I read Pamela just so I would have the background to get the jokes in Shamela. I can’t believe I did that. It’s amazing how much time we had on our hands in the days before the internet.
I suppose there’s something to say for having a “completist” attitude, but I’ll refrain from saying it just right now.
The first 2,000 pages or so had me enthralled. The last ~80 pages, though, comprise a damn tedious literary passage. It’s mostly Tolstoy going off on fate versus freewill and other philosophical stuff. After barely being able to put the book down for two weeks, I had to force myself to finish it.
I can’t read Henry James. I know the man was respected by a number of writers I can read and enjoy (James Thurber, for example), but Henry James, I cannot read. (And I’ve read, and enjoyed, a number of other entries in this thread. Not Pamela, though.)
Everything written by Thomas Mann, especially The Magic Mountain. His prose style is unbelievably stilted and boring and completely makes reading his books a chore instead of pleasure.
And if I may trash a translator, Constance Garnett. I love Dostoyevsky, but that frail absolutely is the most gawdawfully tedious translator of his work, ever. Avoid her if at all possible.

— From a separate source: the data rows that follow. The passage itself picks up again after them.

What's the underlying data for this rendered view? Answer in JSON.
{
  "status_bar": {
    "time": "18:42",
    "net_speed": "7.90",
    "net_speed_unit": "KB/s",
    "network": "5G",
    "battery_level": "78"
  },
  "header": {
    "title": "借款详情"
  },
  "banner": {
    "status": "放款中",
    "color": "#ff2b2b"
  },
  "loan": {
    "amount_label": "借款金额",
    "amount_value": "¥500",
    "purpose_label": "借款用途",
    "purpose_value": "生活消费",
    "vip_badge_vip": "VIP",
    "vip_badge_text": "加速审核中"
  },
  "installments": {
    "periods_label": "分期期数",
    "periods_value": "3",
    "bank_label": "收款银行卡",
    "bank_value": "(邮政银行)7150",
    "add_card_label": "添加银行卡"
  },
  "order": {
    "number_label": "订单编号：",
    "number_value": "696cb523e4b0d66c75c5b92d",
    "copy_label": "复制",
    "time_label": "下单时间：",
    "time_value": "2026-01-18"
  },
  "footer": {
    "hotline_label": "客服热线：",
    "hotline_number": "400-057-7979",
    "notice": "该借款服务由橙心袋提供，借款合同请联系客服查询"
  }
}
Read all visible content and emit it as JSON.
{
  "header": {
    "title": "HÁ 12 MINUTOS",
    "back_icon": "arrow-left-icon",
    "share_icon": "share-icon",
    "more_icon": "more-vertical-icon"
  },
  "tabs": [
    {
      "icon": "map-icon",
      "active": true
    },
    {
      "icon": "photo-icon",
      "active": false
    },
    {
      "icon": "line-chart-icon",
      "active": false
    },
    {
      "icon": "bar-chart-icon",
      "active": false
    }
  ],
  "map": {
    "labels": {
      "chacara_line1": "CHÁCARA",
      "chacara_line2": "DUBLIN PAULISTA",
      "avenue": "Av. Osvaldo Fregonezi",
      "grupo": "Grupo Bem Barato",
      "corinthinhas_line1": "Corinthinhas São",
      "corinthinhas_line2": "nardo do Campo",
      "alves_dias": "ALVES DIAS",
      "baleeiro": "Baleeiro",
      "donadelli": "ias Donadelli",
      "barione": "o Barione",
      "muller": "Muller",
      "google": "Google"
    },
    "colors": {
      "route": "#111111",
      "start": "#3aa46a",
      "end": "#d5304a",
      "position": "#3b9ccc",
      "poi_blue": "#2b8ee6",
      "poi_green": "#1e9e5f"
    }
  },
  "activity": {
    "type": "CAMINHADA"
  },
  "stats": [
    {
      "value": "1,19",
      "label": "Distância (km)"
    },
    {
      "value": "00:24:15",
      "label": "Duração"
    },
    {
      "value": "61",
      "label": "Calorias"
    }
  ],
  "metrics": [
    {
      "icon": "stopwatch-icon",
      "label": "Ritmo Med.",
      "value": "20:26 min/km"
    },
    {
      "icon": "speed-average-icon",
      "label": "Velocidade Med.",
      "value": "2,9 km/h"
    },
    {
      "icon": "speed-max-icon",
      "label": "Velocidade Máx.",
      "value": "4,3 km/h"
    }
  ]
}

In defense of ol’ Marcel: Yeah, as posters note, if you’re reading him for story, fuhgeddaboutit, he takes pages to describe even the simplest action, and if you’re forced to read him with frequent interruptions, it’s just about impossible to get back into the mood (and I, at least, really need to be in a Proustian reverie in order to enjoy his work). But if you can go somewhere by yourself and read free of distractions, you’ll find that his descriptions of human relations, the psychological motives of our social behavior, and the lies we spin to disguise them from ourselves are unequalled by any other author.
The 37 page golf game in Ian Fleming’s Goldfinger
Faulkner. My god. Who let that man near a typewriter?
The beginning of Absalom, Absalom makes me want to weep in despair, and that’s the good part.
sob
Julie
Oooh, good call there, gobear! I seem to recall picking up “The Magic Mountain” and reading about two or three pages before tossing it into my roaring fireplace. That was almost twenty years ago and even now I can still recall Mann being an incredibly boring nit.
I’ll agree with Henry James. There’s a hilarious des ription I read once about his asking for directions on the road that seems borne out by his unbelievably tedious writing. The man can make a sentence go on for pages. I thought a Turn of the Screw was bad (how many people can make a ghost story boring?), but the all time winner has to be The Beast in the Jungle. There is no Beast in the Jungle. The point of the book is that Nothing Happens. But with James, it takes so damned long not to happen.
Them’s fightin’ words! I’ve read Frankenstein several times through (especially fun in Leonard Wolf’s Annotated or Essential editions), and I’ve got Robbie Coltrane reading it on audiotape. Of course, De Gustibus non Disputandum Est. I had a professor who loved Henry James, although he had no other signs of brain damage.
Huh? He may be my favorite writer of all time. The Brothers K? Notes from Underground are some of the best writings ever translated to english.
I would say the first part of “The Sound and the Fury” – Benjy’s passage.
Only after having some sort of critical understanding cpuld I really remotely appreciate it.
No no no. I wasn’t calling Dostoevsky boring. I was correcting someone else’s misspelling of his name.
Siddhartha by Herman Hesse. Gah!
Flannery O’Connor. Bah!
The King Tedious of All Time just has to be the John Galt speech. For those who may doubt this, don’t say I didn’t warn you!